At the end of the day, you're in the realms of doing some fudging to
get the data out you're after (as you've discovered), as you're not
doing something that's a natural fit for the DB or ORM. Sorry if
that's not massively helpful... just letting you know we feel your
pain.

Michael Pavling wrote in post #975879:

Comparing your solution to Tim's suggestion, I infer that you don't
have "client_category" as an association? (ie: client belongs_to
:category).

No, we do not have any association by that name. The data originates off
site and we do not know what client_categories are even possible or what
the codes mean.

You could use the "group_by" method for collections, and select the
first off each group - that saves you doing a query per client, at the
cost of doing one large query and a load of Ruby iteration.

  Client.all.group_by(&:client_category).map(&:first)

Could you explain the '&:' idiom to me? I cannot seem to find any
examples of it by googling.

At the end of the day, you're in the realms of doing some fudging to
get the data out you're after (as you've discovered), as you're not
doing something that's a natural fit for the DB or ORM. Sorry if
that's not massively helpful... just letting you know we feel your
pain.

Thanks. Misery shared is misery lessened.

Michael Pavling wrote in post #975879:

> You could use the "group_by" method for collections, and select the
> first off each group - that saves you doing a query per client, at the
> cost of doing one large query and a load of Ruby iteration.

> Client.all.group_by(&:client_category).map(&:first)

Could you explain the '&:' idiom to me? I cannot seem to find any
examples of it by googling.

foo(&:bar) is basically short hand for foo {|f| f.bar}. You'll
probably get more google hits by searching for Sym to_proc

Fred

Frederick Cheung wrote in post #975887:

foo(&:bar) is basically short hand for foo {|f| f.bar}. You'll
probably get more google hits by searching for Sym to_proc

Fred

Thanks. I indeed did have more success with 'Sym to proc'. Of course
the bar was set rather low given I found nothing the other way.

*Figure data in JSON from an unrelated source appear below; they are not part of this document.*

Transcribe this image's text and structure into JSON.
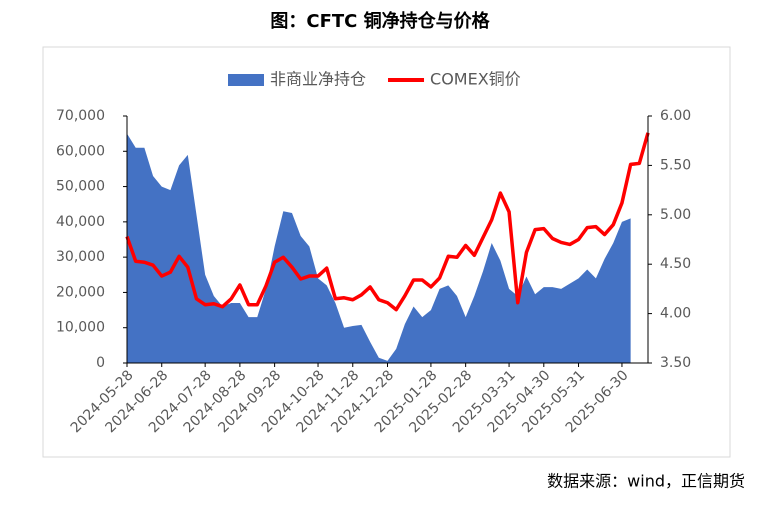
{
  "chart_data": {
    "type": "area-line",
    "title": "图：CFTC 铜净持仓与价格",
    "source": "数据来源：wind，正信期货",
    "categories": [
      "2024-05-28",
      null,
      null,
      null,
      "2024-06-28",
      null,
      null,
      null,
      null,
      "2024-07-28",
      null,
      null,
      null,
      "2024-08-28",
      null,
      null,
      null,
      "2024-09-28",
      null,
      null,
      null,
      null,
      "2024-10-28",
      null,
      null,
      null,
      "2024-11-28",
      null,
      null,
      null,
      "2024-12-28",
      null,
      null,
      null,
      null,
      "2025-01-28",
      null,
      null,
      null,
      "2025-02-28",
      null,
      null,
      null,
      null,
      "2025-03-31",
      null,
      null,
      null,
      "2025-04-30",
      null,
      null,
      null,
      "2025-05-31",
      null,
      null,
      null,
      null,
      "2025-06-30",
      null,
      null,
      null
    ],
    "series": [
      {
        "name": "非商业净持仓",
        "type": "area",
        "axis": "y",
        "color": "#4472c4",
        "values": [
          65000,
          61000,
          61000,
          53000,
          50000,
          49000,
          56000,
          59000,
          42000,
          25000,
          19000,
          16000,
          17000,
          17000,
          13000,
          13000,
          21000,
          33000,
          43000,
          42500,
          36000,
          33000,
          24000,
          22000,
          17000,
          10000,
          10500,
          10800,
          6000,
          1500,
          600,
          4000,
          11000,
          16000,
          13000,
          15000,
          21000,
          22000,
          19000,
          13000,
          19000,
          26000,
          34000,
          29000,
          21000,
          19000,
          24500,
          19500,
          21500,
          21500,
          21000,
          22500,
          24000,
          26500,
          24000,
          29500,
          34000,
          40000,
          41000,
          null,
          null
        ]
      },
      {
        "name": "COMEX铜价",
        "type": "line",
        "axis": "y2",
        "color": "#ff0000",
        "values": [
          4.78,
          4.53,
          4.52,
          4.49,
          4.38,
          4.42,
          4.58,
          4.47,
          4.15,
          4.09,
          4.1,
          4.07,
          4.15,
          4.29,
          4.09,
          4.09,
          4.28,
          4.52,
          4.57,
          4.47,
          4.35,
          4.38,
          4.38,
          4.46,
          4.15,
          4.16,
          4.14,
          4.19,
          4.27,
          4.14,
          4.11,
          4.04,
          4.18,
          4.34,
          4.34,
          4.27,
          4.36,
          4.58,
          4.57,
          4.69,
          4.59,
          4.77,
          4.95,
          5.22,
          5.03,
          4.11,
          4.62,
          4.85,
          4.86,
          4.76,
          4.72,
          4.7,
          4.75,
          4.87,
          4.88,
          4.8,
          4.9,
          5.12,
          5.51,
          5.52,
          5.83
        ]
      }
    ],
    "ylim": [
      0,
      70000
    ],
    "yticks": [
      0,
      {
        "value": 10000,
        "label": "10,000"
      },
      {
        "value": 20000,
        "label": "20,000"
      },
      {
        "value": 30000,
        "label": "30,000"
      },
      {
        "value": 40000,
        "label": "40,000"
      },
      {
        "value": 50000,
        "label": "50,000"
      },
      {
        "value": 60000,
        "label": "60,000"
      },
      {
        "value": 70000,
        "label": "70,000"
      }
    ],
    "y2lim": [
      3.5,
      6
    ],
    "y2ticks": [
      {
        "value": 3.5,
        "label": "3.50"
      },
      {
        "value": 4,
        "label": "4.00"
      },
      {
        "value": 4.5,
        "label": "4.50"
      },
      {
        "value": 5,
        "label": "5.00"
      },
      {
        "value": 5.5,
        "label": "5.50"
      },
      {
        "value": 6,
        "label": "6.00"
      }
    ],
    "legend": "top"
  }
}
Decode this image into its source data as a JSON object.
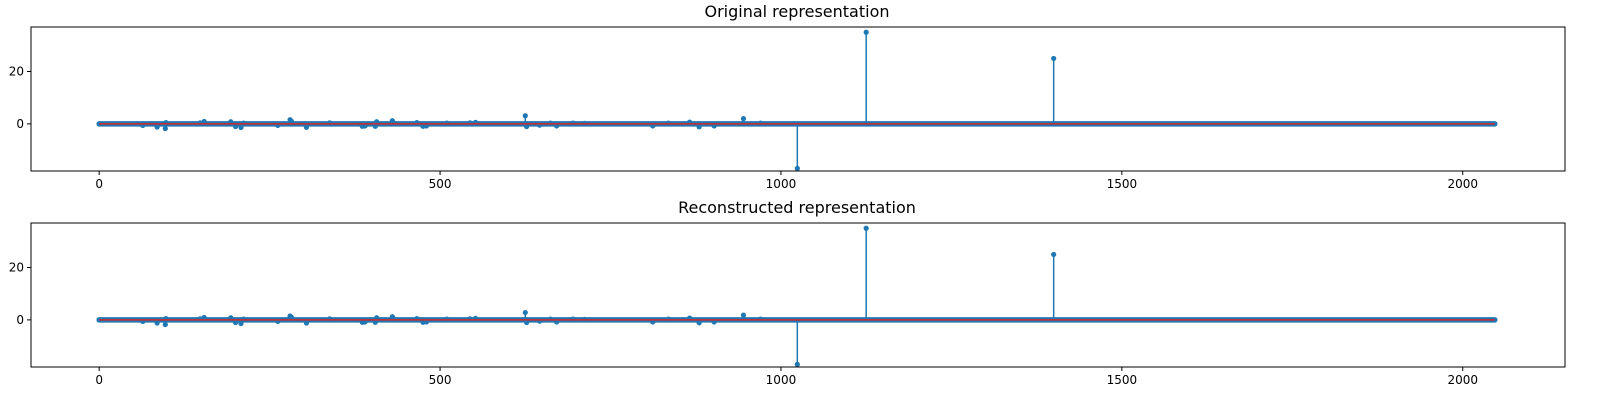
{
  "colors": {
    "stem": "#1f77b4",
    "baseline": "#d62728",
    "axes": "#000000",
    "background": "#ffffff"
  },
  "chart_data": [
    {
      "type": "stem",
      "title": "Original representation",
      "xlabel": "",
      "ylabel": "",
      "xlim": [
        -100,
        2150
      ],
      "ylim": [
        -18,
        37
      ],
      "xticks": [
        0,
        500,
        1000,
        1500,
        2000
      ],
      "yticks": [
        0,
        20
      ],
      "grid": false,
      "x_domain": [
        0,
        2047
      ],
      "baseline": 0,
      "spikes": [
        {
          "x": 64,
          "y": -0.6
        },
        {
          "x": 85,
          "y": -1.2
        },
        {
          "x": 97,
          "y": -1.8
        },
        {
          "x": 98,
          "y": 0.5
        },
        {
          "x": 148,
          "y": 0.4
        },
        {
          "x": 154,
          "y": 0.9
        },
        {
          "x": 193,
          "y": 0.8
        },
        {
          "x": 200,
          "y": -1.0
        },
        {
          "x": 208,
          "y": -1.4
        },
        {
          "x": 212,
          "y": 0.3
        },
        {
          "x": 262,
          "y": -0.6
        },
        {
          "x": 280,
          "y": 1.6
        },
        {
          "x": 282,
          "y": 1.0
        },
        {
          "x": 304,
          "y": -1.3
        },
        {
          "x": 338,
          "y": 0.4
        },
        {
          "x": 386,
          "y": -0.9
        },
        {
          "x": 390,
          "y": -0.8
        },
        {
          "x": 405,
          "y": -0.9
        },
        {
          "x": 407,
          "y": 0.8
        },
        {
          "x": 430,
          "y": 1.2
        },
        {
          "x": 432,
          "y": 0.4
        },
        {
          "x": 466,
          "y": 0.5
        },
        {
          "x": 475,
          "y": -0.9
        },
        {
          "x": 480,
          "y": -0.8
        },
        {
          "x": 510,
          "y": 0.3
        },
        {
          "x": 544,
          "y": 0.4
        },
        {
          "x": 552,
          "y": 0.6
        },
        {
          "x": 625,
          "y": 3.1
        },
        {
          "x": 627,
          "y": -1.0
        },
        {
          "x": 646,
          "y": -0.5
        },
        {
          "x": 662,
          "y": 0.3
        },
        {
          "x": 671,
          "y": -0.8
        },
        {
          "x": 695,
          "y": 0.3
        },
        {
          "x": 712,
          "y": 0.2
        },
        {
          "x": 812,
          "y": -0.8
        },
        {
          "x": 835,
          "y": 0.3
        },
        {
          "x": 866,
          "y": 0.7
        },
        {
          "x": 880,
          "y": -1.1
        },
        {
          "x": 902,
          "y": -0.8
        },
        {
          "x": 945,
          "y": 2.0
        },
        {
          "x": 970,
          "y": 0.3
        },
        {
          "x": 1024,
          "y": -17.0
        },
        {
          "x": 1125,
          "y": 35.0
        },
        {
          "x": 1400,
          "y": 25.0
        }
      ]
    },
    {
      "type": "stem",
      "title": "Reconstructed representation",
      "xlabel": "",
      "ylabel": "",
      "xlim": [
        -100,
        2150
      ],
      "ylim": [
        -18,
        37
      ],
      "xticks": [
        0,
        500,
        1000,
        1500,
        2000
      ],
      "yticks": [
        0,
        20
      ],
      "grid": false,
      "x_domain": [
        0,
        2047
      ],
      "baseline": 0,
      "spikes": [
        {
          "x": 64,
          "y": -0.6
        },
        {
          "x": 85,
          "y": -1.2
        },
        {
          "x": 97,
          "y": -1.8
        },
        {
          "x": 98,
          "y": 0.5
        },
        {
          "x": 148,
          "y": 0.4
        },
        {
          "x": 154,
          "y": 0.9
        },
        {
          "x": 193,
          "y": 0.8
        },
        {
          "x": 200,
          "y": -1.0
        },
        {
          "x": 208,
          "y": -1.4
        },
        {
          "x": 212,
          "y": 0.3
        },
        {
          "x": 262,
          "y": -0.6
        },
        {
          "x": 280,
          "y": 1.5
        },
        {
          "x": 282,
          "y": 1.0
        },
        {
          "x": 304,
          "y": -1.2
        },
        {
          "x": 338,
          "y": 0.4
        },
        {
          "x": 386,
          "y": -0.9
        },
        {
          "x": 390,
          "y": -0.8
        },
        {
          "x": 405,
          "y": -0.9
        },
        {
          "x": 407,
          "y": 0.8
        },
        {
          "x": 430,
          "y": 1.2
        },
        {
          "x": 432,
          "y": 0.4
        },
        {
          "x": 466,
          "y": 0.5
        },
        {
          "x": 475,
          "y": -0.9
        },
        {
          "x": 480,
          "y": -0.8
        },
        {
          "x": 510,
          "y": 0.3
        },
        {
          "x": 544,
          "y": 0.4
        },
        {
          "x": 552,
          "y": 0.6
        },
        {
          "x": 625,
          "y": 2.8
        },
        {
          "x": 627,
          "y": -1.0
        },
        {
          "x": 646,
          "y": -0.5
        },
        {
          "x": 662,
          "y": 0.3
        },
        {
          "x": 671,
          "y": -0.8
        },
        {
          "x": 695,
          "y": 0.3
        },
        {
          "x": 712,
          "y": 0.2
        },
        {
          "x": 812,
          "y": -0.8
        },
        {
          "x": 835,
          "y": 0.3
        },
        {
          "x": 866,
          "y": 0.7
        },
        {
          "x": 880,
          "y": -1.1
        },
        {
          "x": 902,
          "y": -0.8
        },
        {
          "x": 945,
          "y": 1.8
        },
        {
          "x": 970,
          "y": 0.3
        },
        {
          "x": 1024,
          "y": -17.0
        },
        {
          "x": 1125,
          "y": 35.0
        },
        {
          "x": 1400,
          "y": 25.0
        }
      ]
    }
  ]
}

BTW I realized my original desire with a little ( actually a great deal
of ) help from the PostgreSQL list. The following works like a champ,
but only for PostgreSQL as far as I know.

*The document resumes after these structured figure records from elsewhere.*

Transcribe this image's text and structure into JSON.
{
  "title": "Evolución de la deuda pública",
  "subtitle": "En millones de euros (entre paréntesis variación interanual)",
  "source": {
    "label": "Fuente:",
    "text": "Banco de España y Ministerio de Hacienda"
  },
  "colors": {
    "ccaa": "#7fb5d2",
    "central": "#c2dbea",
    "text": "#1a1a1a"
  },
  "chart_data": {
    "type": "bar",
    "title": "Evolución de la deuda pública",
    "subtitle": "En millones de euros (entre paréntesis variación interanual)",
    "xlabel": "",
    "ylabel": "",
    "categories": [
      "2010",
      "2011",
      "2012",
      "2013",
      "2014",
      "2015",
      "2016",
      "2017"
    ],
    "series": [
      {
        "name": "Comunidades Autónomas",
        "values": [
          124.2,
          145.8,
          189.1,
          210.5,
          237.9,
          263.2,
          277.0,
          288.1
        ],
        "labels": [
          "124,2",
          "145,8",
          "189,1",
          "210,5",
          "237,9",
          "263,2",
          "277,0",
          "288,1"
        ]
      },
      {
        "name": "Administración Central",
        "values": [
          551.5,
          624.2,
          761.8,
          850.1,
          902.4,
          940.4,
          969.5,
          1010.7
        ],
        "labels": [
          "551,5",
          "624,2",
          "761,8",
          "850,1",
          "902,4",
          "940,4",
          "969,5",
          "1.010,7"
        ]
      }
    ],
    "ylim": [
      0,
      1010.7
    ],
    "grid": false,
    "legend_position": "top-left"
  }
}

> cset = Client.select("DISTINCT ON(client_category) *")
=> [ . . .
>
> cset.size
=> 6
> cset[0]
=> #<Client id: 587, dollar_value_total:
#<BigDecimal:2b1ebb23a910,'0.974E3',9(18)>, dollar_value_currency_code:
"CAD", expected_at: "2010-07-19 04:00:00", expected_to: "133",
client_category: "0492", office_code_for_unlading: " ",
service_priority: " ", service_option_identifier: "00257", . . .,
lock_version: 0>

The DISTINCT ON extension might be of some interest to those working in
PostgreSQl.

James Byrne wrote in post #975885:

Could you explain the '&:' idiom to me? I cannot seem to find any
examples of it by googling.

These two posts were helpful for me:
http://jlaine.net/2008/5/8/amp-lified
http://swaggadocio.com/post/287689063

P.S. The example JLaine uses to illustrate implicit conversion is
incorrect, the rest of the article is fine though.